² = Aeqyr
¸ = Mérida ♣ = Gredel ♦ = Camille Þ = Arda ø = Bjørn
♥ = Zeljan ■ = Johan ♠ = Raelan § = Natasza φ = Nolwyn Δ = Lloyd
¿ = Vivell ☼ = Oyana
²Le chancelier Hekber avait invité le petit groupe attendant dans le petit salon vers la suite des appartements. Il y'avait après la porte un long couloir perpendiculaire qui donnait sur une multitude d'autres pièces. C'est dans une antichambre que le chancelier entra, suivit de tous les autres. Une pièce carrée, assez restreinte, avec une table de salon, une cheminé et des sièges tout autour. Elle n'était pas vide pourtant. Deux hommes vêtus de longs manteaux de cuirs et de tricornes sombres se tenaient côte à côte près des grandes fenêtres qui donnaient sur la cité en contrebas. Un troisième, en face d'eux, était assis près de l'âtre, arborant une longue cape noire et tenant entre ses mains un masque corbin trahissant son signe. Aeqyr reconnu deux humains à droite, et il lui sembla que l'homme assis était un Temnovite, ses elfes obscurs à la peau blanche comme la neige et aux yeux jaunes comme ceux des loups. Le type leva d'ailleurs immédiatement son regard vif et plissé vers les nouveaux arrivants, esquissant une grimace de perplexité, puis, posant les yeux sur ceux d'Aeqyr, sourit légèrement. C'est à ce moment que le jeune salaméen (elfe des cendres) remarqua qu'une quatrième personne, non, plutôt une quatrième entité remplissais la pièce aux côtés de ce Temnovite. Un homme austère coiffé d'une cascade lisse de cheveux et dont le regard froid et sévère était souligné par une barbe hirsute qui accompagnait bien son chasuble noire et blanc.
-Quelle triste assemblée, marmonna la femme rousse, dame Mérida, dans mon dos.

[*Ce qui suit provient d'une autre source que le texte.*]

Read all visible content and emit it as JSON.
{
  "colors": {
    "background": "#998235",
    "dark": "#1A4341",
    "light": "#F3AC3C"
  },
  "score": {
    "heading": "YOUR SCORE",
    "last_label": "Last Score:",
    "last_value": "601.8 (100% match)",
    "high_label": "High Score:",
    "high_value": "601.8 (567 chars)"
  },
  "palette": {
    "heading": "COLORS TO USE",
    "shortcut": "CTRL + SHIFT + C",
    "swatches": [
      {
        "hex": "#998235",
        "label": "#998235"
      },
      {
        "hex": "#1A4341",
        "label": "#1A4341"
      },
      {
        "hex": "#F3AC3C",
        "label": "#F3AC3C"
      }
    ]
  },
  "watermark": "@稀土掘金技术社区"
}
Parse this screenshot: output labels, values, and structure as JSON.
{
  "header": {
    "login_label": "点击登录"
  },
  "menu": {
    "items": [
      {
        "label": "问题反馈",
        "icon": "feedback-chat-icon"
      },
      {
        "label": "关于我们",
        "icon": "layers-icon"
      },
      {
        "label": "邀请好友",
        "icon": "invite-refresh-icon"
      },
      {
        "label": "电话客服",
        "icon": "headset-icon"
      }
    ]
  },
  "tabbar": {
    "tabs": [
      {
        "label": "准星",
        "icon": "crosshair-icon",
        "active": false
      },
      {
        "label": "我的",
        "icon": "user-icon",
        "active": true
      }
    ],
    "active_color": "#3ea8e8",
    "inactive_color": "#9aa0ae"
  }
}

Aucune présentation ne fut faite. Hekber se contenta de saluer les quatre homme et de les inviter à suivre Aeqyr et les autres. Le garçon les observa un certain moment, surtout l'homme qui lui avais si étrangement offert son sourire. Il avait eut le temps de s'habituer aux sourires des hommes durant son périple, mais jamais il n'arriverait à s'habituer aux sourire tranchant de son propre peuple. A l'inverse, il avait du mal à regarder les filles de ce pays. Pas qu'elles soient repoussantes non. Sournoises, plutôt. Oui, et leurs manières provoquait en lui comme une légère angoisse qui commençait à démanger son dos quand il laissait trop longtemps sa curiosité les observer. Il marchait dans ses pièces bien décorées et parfumées, juste derrière dame Camille, droite, blasée et sévère dans toute sa démarche, sans en enlever pour autant à la beauté de ses mouvements et de ses courbes. A côté de lui, dame Oyana, habillée avec moins de classe, elle faisait penser à Sullivan -mais en femme - avec cette dégaine détendue et ce regard toujours empli de satisfaction et de confiance. Quand Aeqyr et les autres passèrent dans un couloir qui donnait vue sur la ville, la jeune femme fit voleter ses cheveux écarlate et regarda aux fenêtres de verre fin. Le jeune elfe des cendres avait trop petite taille pour voir, mais il s'imagina à quel point la ville devait être vaste et petite vue d'ici. Il pensa aussi où les domestiques avaient bien pu mettre son paquet et ce que fabriquait Sullivan. Sans lui, ce voyage lui faisait encore plus peur.
-Je le fais pour toi, Shkah, articula-t-il sur ses lèvres sans un bruit.
Il avait fermé les yeux un instant, continuant à marcher. Quand il les rouvrit, le groupe était arrêté. Il ne s'en était pas vraiment rendu compte, mais le couloir était très grand, et le plafond, très haut. A sa gauche, Aeqyr ne pouvait voir qu'une frise de portraits éclairés par quelques bougies mourantes, et juste devant lui se tenait deux immenses battants de bois noir dont les ornements et les bas-reliefs semblaient dessiner une histoire qui se finissait mal. Hekber salua les quatre ou cinq gardes postés là, puis se retourna vers nous.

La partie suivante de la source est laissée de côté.